Lembaga Keuangan Syariah (LKS) yang terdiri dari Bank Umum Syariah (BUS) dan Non-Perbankan Syariah operasionalnya harus mengacu pada nilai-nilai ajaran Islam yang telah diproduk-fatwakan oleh DSN-MUI. Hal ini dimaksud agar produk-produk yang ditawarkan pada masyarakat tidak mengandung unsur riba, gharar, dan maysir. Namun demikian, bukan berarti produk-produk lembaga keuangan syariah, baik yang ada di perbankan syariah maupun non-perbankan syariah tidak mengandung risiko, utamanya ketika terjadi transaksi pembiayaan.

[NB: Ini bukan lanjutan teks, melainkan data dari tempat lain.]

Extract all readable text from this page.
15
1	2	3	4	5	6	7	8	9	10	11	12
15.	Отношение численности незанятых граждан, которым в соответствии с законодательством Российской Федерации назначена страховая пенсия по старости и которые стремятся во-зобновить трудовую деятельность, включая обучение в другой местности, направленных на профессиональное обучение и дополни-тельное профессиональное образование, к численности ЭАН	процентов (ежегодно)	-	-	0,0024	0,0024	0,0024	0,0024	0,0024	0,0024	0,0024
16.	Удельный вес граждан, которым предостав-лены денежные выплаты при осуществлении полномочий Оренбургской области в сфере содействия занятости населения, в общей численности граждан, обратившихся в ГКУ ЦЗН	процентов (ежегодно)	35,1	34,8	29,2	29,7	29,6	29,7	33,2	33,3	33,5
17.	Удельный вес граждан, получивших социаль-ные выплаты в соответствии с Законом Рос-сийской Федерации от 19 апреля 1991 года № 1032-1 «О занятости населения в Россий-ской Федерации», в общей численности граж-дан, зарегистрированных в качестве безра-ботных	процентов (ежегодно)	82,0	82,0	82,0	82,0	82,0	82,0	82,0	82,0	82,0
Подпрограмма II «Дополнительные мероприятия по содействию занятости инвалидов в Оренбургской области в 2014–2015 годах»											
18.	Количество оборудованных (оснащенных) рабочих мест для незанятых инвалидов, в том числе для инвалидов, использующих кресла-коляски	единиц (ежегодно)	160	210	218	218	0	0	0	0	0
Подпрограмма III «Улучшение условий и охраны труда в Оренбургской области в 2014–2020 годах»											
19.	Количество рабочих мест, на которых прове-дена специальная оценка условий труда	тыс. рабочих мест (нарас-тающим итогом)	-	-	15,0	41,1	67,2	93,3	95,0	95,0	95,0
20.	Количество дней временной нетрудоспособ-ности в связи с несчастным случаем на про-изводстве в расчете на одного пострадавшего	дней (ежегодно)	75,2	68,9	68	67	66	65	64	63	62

Fungsi lembaga keuangan perbankan syariah dan non-perbankan syariah adalah funding, financing, dan services. Dari ketiga fungsi utama tersebut, di sektor financing itulah unsur-unsur ketidakpastian mempunyai peluang risiko lebih besar. Karena, pembiayaan yang telah disalurkan/didistribusikan kepada masyarakat meskipun produk-produk yang ditawarkan, baik menggunakan sistem jual-beli, bagi hasil, maupun sewa yang jatuh tempo (tenor) adalah berisiko.
Risiko yang dapat terjadi pada perbankan umumnya, baik yang bersumber dari dalam maupun dari luar. Unsur lain yang mengandung risiko adalah lebih pada karena adanya moral hazard dan peril. Kelalaian dikarenakan moral hazard pada debitur dapat mengakibatkan pada risiko pembiayaan yang telah diberikan oleh LKS, utamanya adalah risiko kredit. Karena itu, risiko kredit hampir menjadi faktor dominan dalam penyaluran produk pembiayaan pada lembaga keuangan syariah, baik perbankan maupun non-perbankan. Jika risiko ini tidak dapat diminimalisir, maka akan berdampak pada kerugian (losses).
Buku ini membahas tentang manajemen risiko pembiayaan pada lembaga keuangan syariah. Di samping itu, produk-produk pembiayaan yang dijelaskan disertai dengan skema ilustrasi untuk memudahkan alur pembiayaan antara nasabah dengan lembaga keuangan syariah.
Buku ini dapat bermanfaat bagi mahasiswa, akademisi, praktisi, dan masyarakat umum yang menaruh perhatian pada perkembangan lembaga keuangan syariah di Indonesia, terutama pada lembaga perbankan syariah dan non-perbankan syariah.